Tuesday, May 14, 2013

Johnny Cash "At Folsom Prison" [1968]

Goat-voiced pill-popping country hard-ass Johnny Cash somehow managed to cross-over to non-redneck music fans with this live album inside a Texas prison, which apparently had no black people in it (otherwise I'd have expected some sort of anti-twang revolt within the first few songs). Even more puzzlingly, this album came out in 1968 -- when psychedelia was hitting full force and Vietnam protests were getting more violent. Perhaps that's the point of this major-label release: even the squares wanted to feel like they were part of the drugs and chaos. Cash was happy to oblige -- chuckling along to his stark tunes about senselessly murdering people after however many pills and drinks he usually takes before playing a gig. (It's hard to fathom how much less of a career Chuck Berry would have had with the same lyrical content in his material, BTW.) The inmates are nothing if not extremely polite to the Man in Black, even as he struggles Elvis-like to hold himself together and keep the frogs out of his throat.
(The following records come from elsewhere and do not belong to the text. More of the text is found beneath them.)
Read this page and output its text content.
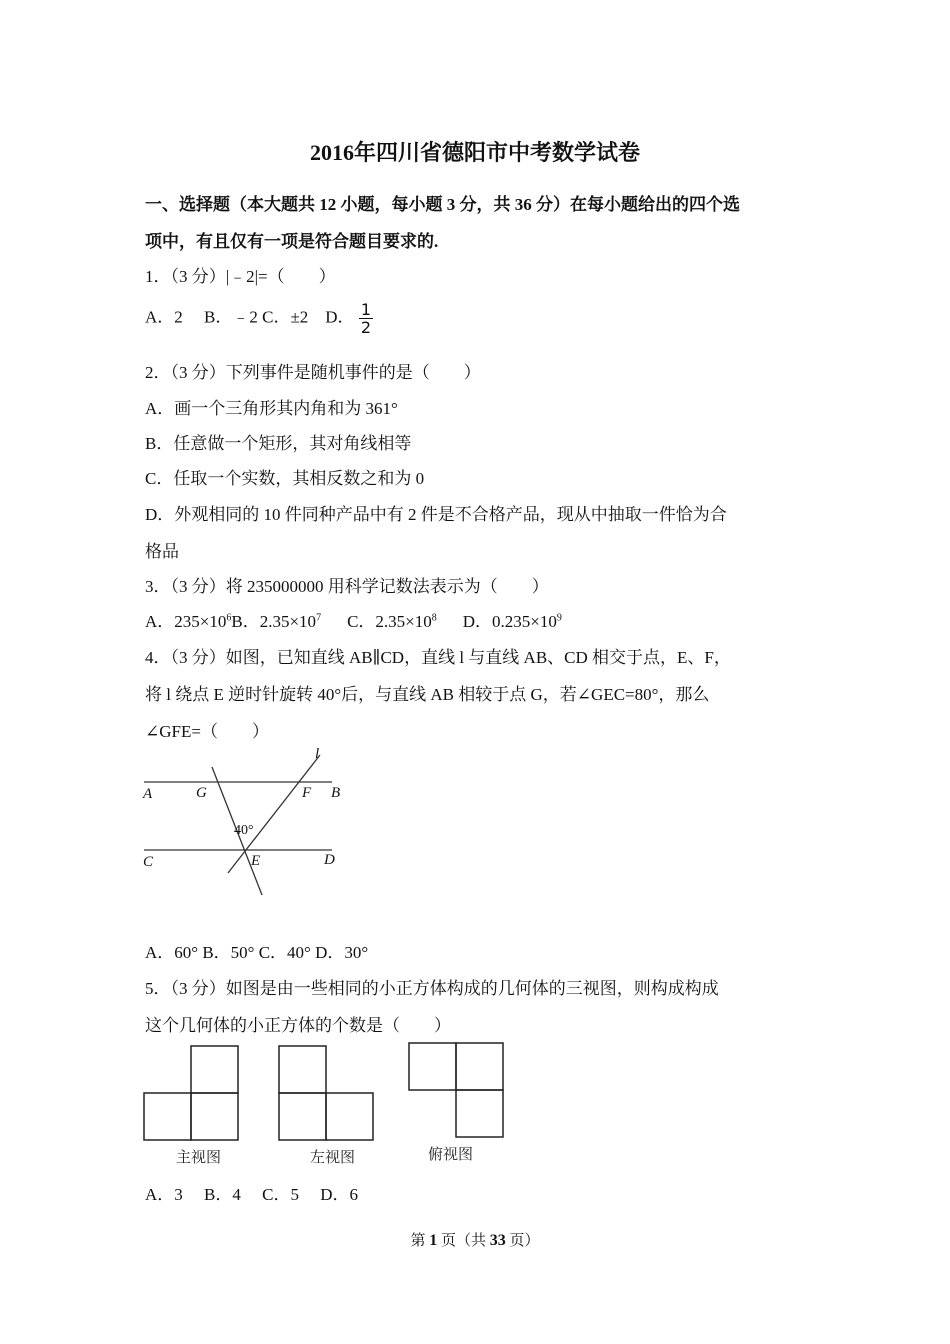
2016年四川省德阳市中考数学试卷
一、选择题（本大题共 12 小题，每小题 3 分，共 36 分）在每小题给出的四个选
项中，有且仅有一项是符合题目要求的.
1．（3 分）|﹣2|=（　　）
A．2　 B．﹣2 C．±2　D． $\frac{1}{2}$
2．（3 分）下列事件是随机事件的是（　　）
A．画一个三角形其内角和为 361°
B．任意做一个矩形，其对角线相等
C．任取一个实数，其相反数之和为 0
D．外观相同的 10 件同种产品中有 2 件是不合格产品，现从中抽取一件恰为合
格品
3．（3 分）将 235000000 用科学记数法表示为（　　）
A．$235\times 10^6B$．$2.35\times 10^7$ C．$2.35\times 10^8$ D．$0.235\times 10^9$
4．（3 分）如图，已知直线 AB∥CD，直线 l 与直线 AB、CD 相交于点，E、F，
将 l 绕点 E 逆时针旋转 40°后，与直线 AB 相较于点 G，若∠GEC=80°，那么
∠GFE=（　　）
A	G	F B
l
40°
C	E	D
A．60° B．50° C．40° D．30°
5．（3 分）如图是由一些相同的小正方体构成的几何体的三视图，则构成构成
这个几何体的小正方体的个数是（　　）
主视图	左视图	俯视图
A．3　 B．4　 C．5　 D．6
第 1 页（共 33 页）
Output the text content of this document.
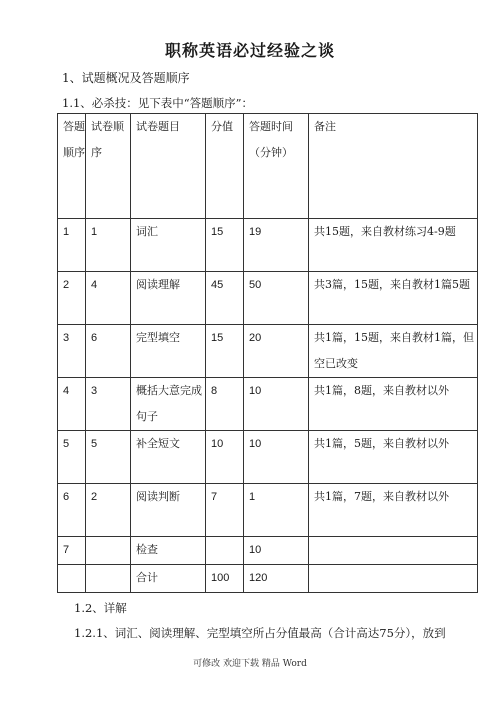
职称英语必过经验之谈
1、试题概况及答题顺序
1.1、必杀技：见下表中“答题顺序”：
答题顺序	试卷顺序	试卷题目	分值	答题时间（分钟）	备注
1	1	词汇	15	19	共15题，来自教材练习4-9题
2	4	阅读理解	45	50	共3篇，15题，来自教材1篇5题
3	6	完型填空	15	20	共1篇，15题，来自教材1篇，但空已改变
4	3	概括大意完成句子	8	10	共1篇，8题，来自教材以外
5	5	补全短文	10	10	共1篇，5题，来自教材以外
6	2	阅读判断	7	1	共1篇，7题，来自教材以外
7		检查		10	
		合计	100	120	
1.2、详解
1.2.1、词汇、阅读理解、完型填空所占分值最高（合计高达75分），放到
可修改 欢迎下载 精品 Word
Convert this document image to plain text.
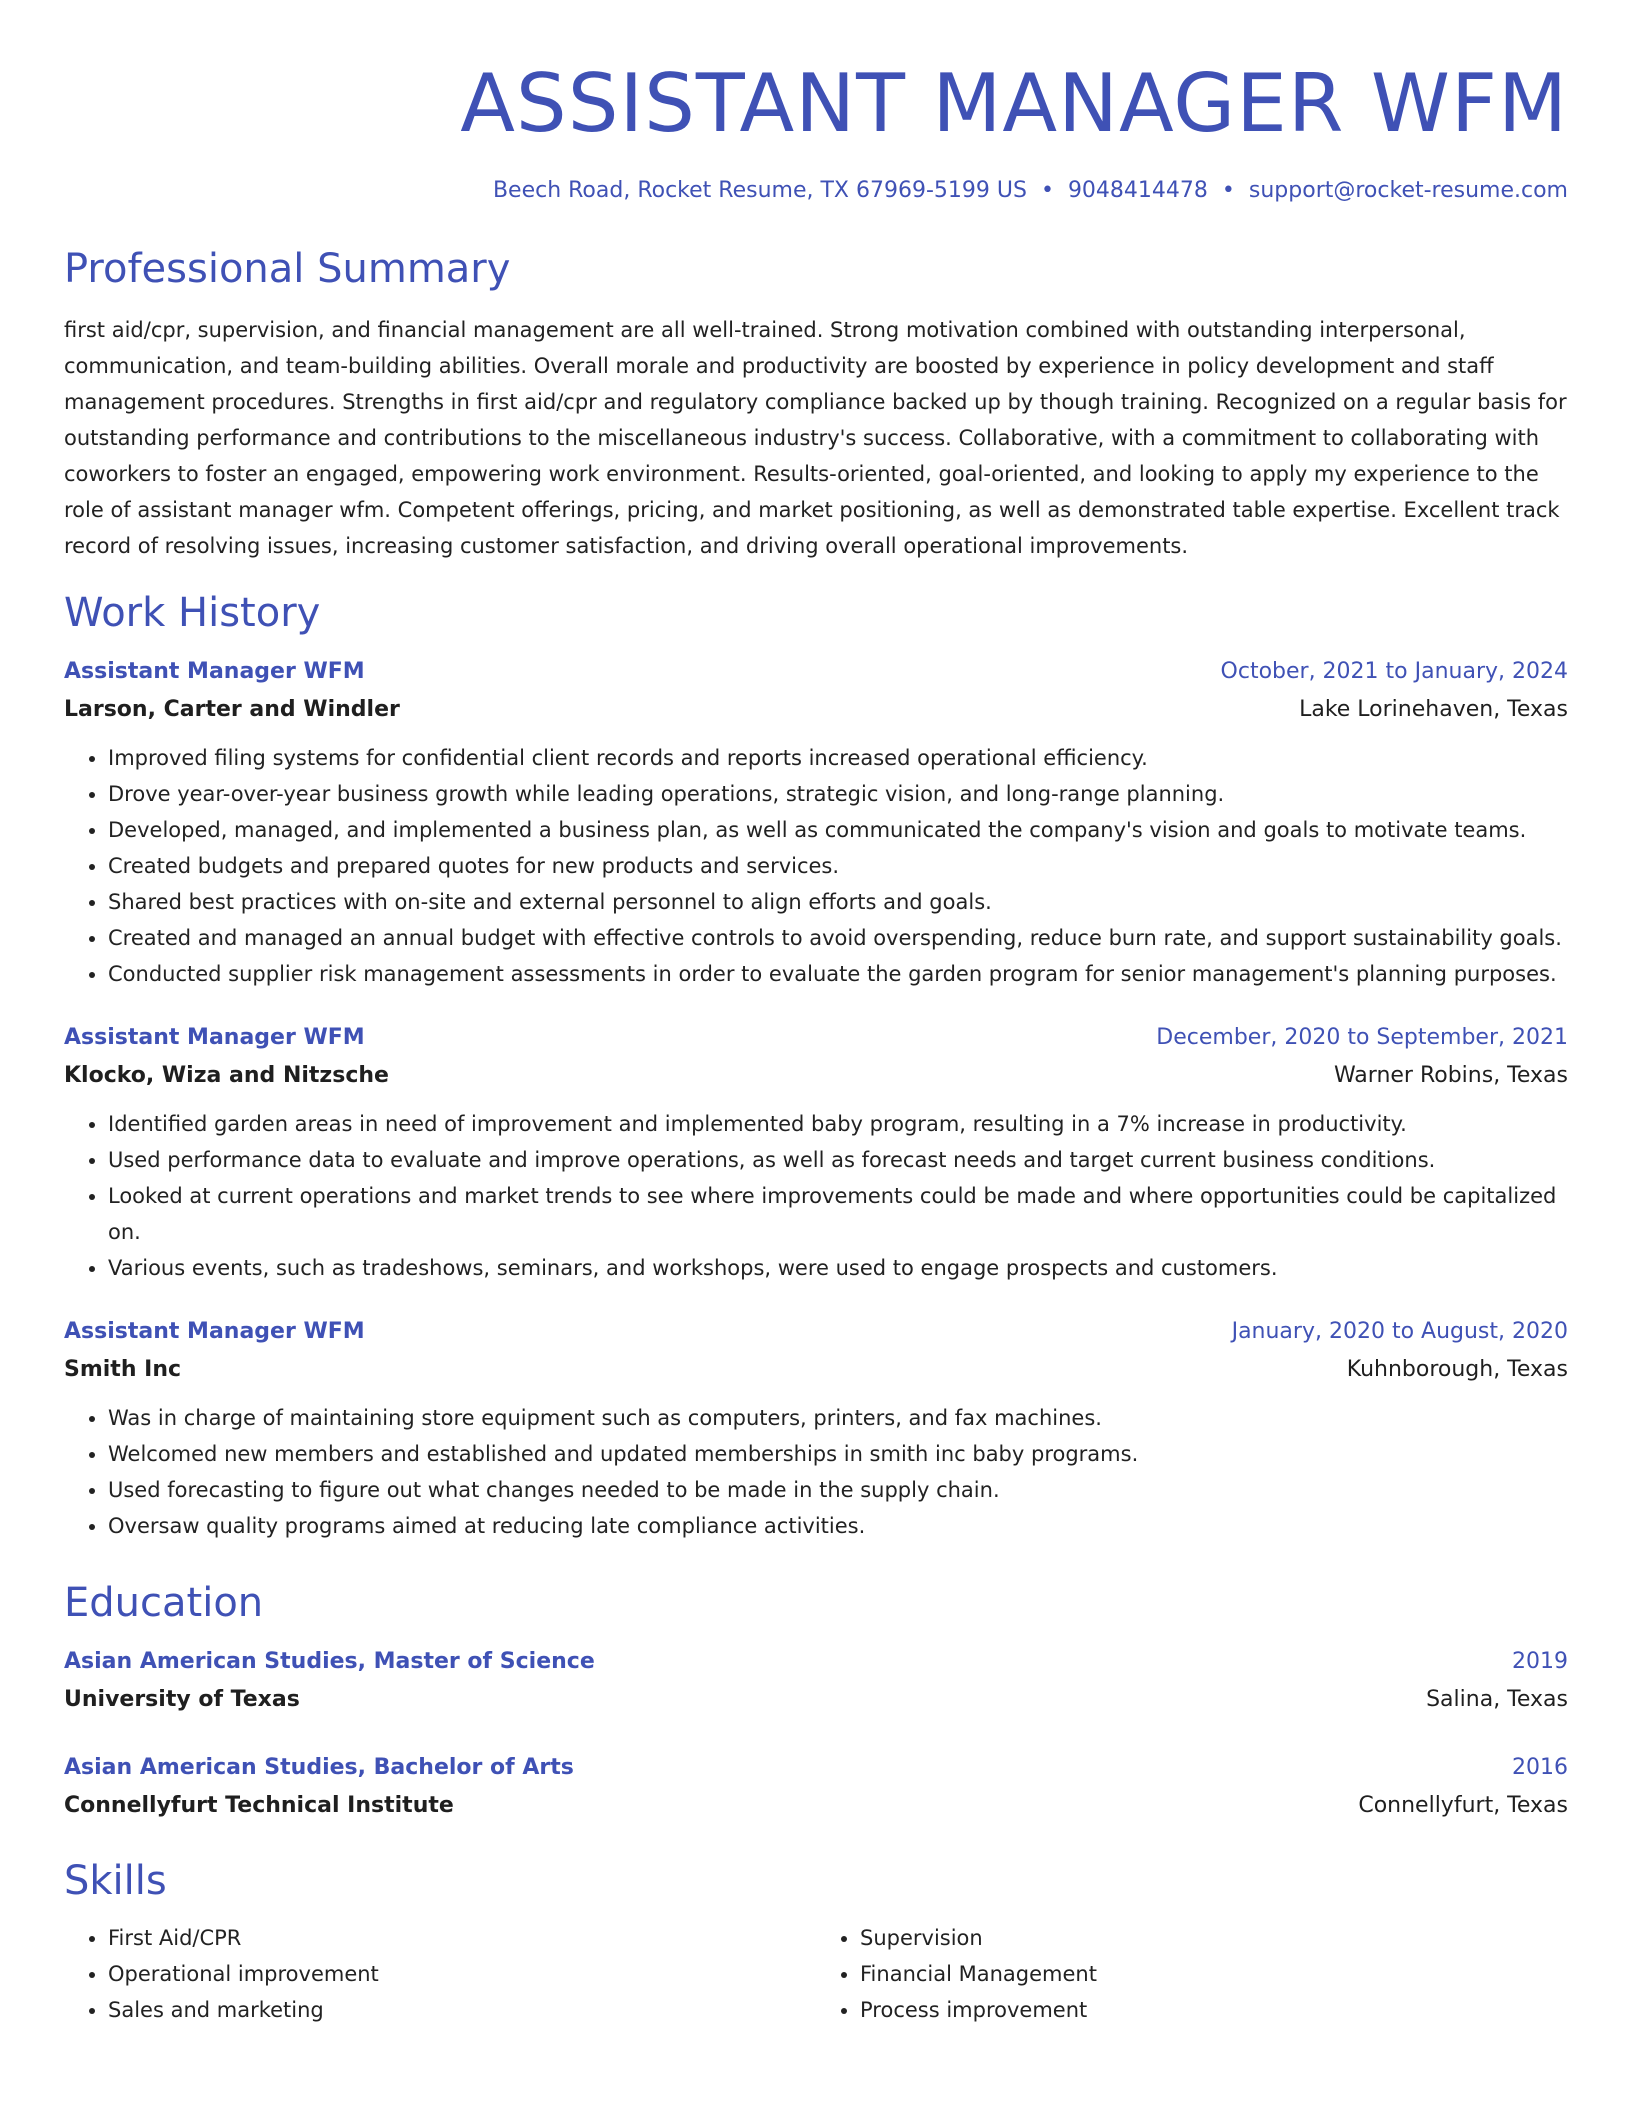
ASSISTANT MANAGER WFM
Beech Road, Rocket Resume, TX 67969-5199 US • 9048414478 • support@rocket-resume.com
Professional Summary
first aid/cpr, supervision, and financial management are all well-trained. Strong motivation combined with outstanding interpersonal, communication, and team-building abilities. Overall morale and productivity are boosted by experience in policy development and staff management procedures. Strengths in first aid/cpr and regulatory compliance backed up by though training. Recognized on a regular basis for outstanding performance and contributions to the miscellaneous industry's success. Collaborative, with a commitment to collaborating with coworkers to foster an engaged, empowering work environment. Results-oriented, goal-oriented, and looking to apply my experience to the role of assistant manager wfm. Competent offerings, pricing, and market positioning, as well as demonstrated table expertise. Excellent track record of resolving issues, increasing customer satisfaction, and driving overall operational improvements.
Work History
Assistant Manager WFM	October, 2021 to January, 2024
Larson, Carter and Windler	Lake Lorinehaven, Texas
• Improved filing systems for confidential client records and reports increased operational efficiency.
• Drove year-over-year business growth while leading operations, strategic vision, and long-range planning.
• Developed, managed, and implemented a business plan, as well as communicated the company's vision and goals to motivate teams.
• Created budgets and prepared quotes for new products and services.
• Shared best practices with on-site and external personnel to align efforts and goals.
• Created and managed an annual budget with effective controls to avoid overspending, reduce burn rate, and support sustainability goals.
• Conducted supplier risk management assessments in order to evaluate the garden program for senior management's planning purposes.
Assistant Manager WFM	December, 2020 to September, 2021
Klocko, Wiza and Nitzsche	Warner Robins, Texas
• Identified garden areas in need of improvement and implemented baby program, resulting in a 7% increase in productivity.
• Used performance data to evaluate and improve operations, as well as forecast needs and target current business conditions.
• Looked at current operations and market trends to see where improvements could be made and where opportunities could be capitalized on.
• Various events, such as tradeshows, seminars, and workshops, were used to engage prospects and customers.
Assistant Manager WFM	January, 2020 to August, 2020
Smith Inc	Kuhnborough, Texas
• Was in charge of maintaining store equipment such as computers, printers, and fax machines.
• Welcomed new members and established and updated memberships in smith inc baby programs.
• Used forecasting to figure out what changes needed to be made in the supply chain.
• Oversaw quality programs aimed at reducing late compliance activities.
Education
Asian American Studies, Master of Science	2019
University of Texas	Salina, Texas
Asian American Studies, Bachelor of Arts	2016
Connellyfurt Technical Institute	Connellyfurt, Texas
Skills
• First Aid/CPR
• Operational improvement
• Sales and marketing
• Supervision
• Financial Management
• Process improvement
Overall, however, he manages to fulfill his purpose in "At Folsom Prison" by exposing exactly what's wrong with an extraordinarily high percentage of American white men: the calloused swagger in doubling-down on their bigotry and other crimes of ignorance, and compassion that extends only as far as their possessions. Consider this record the blueprint for what you need to know to finally take down the sons of bitches.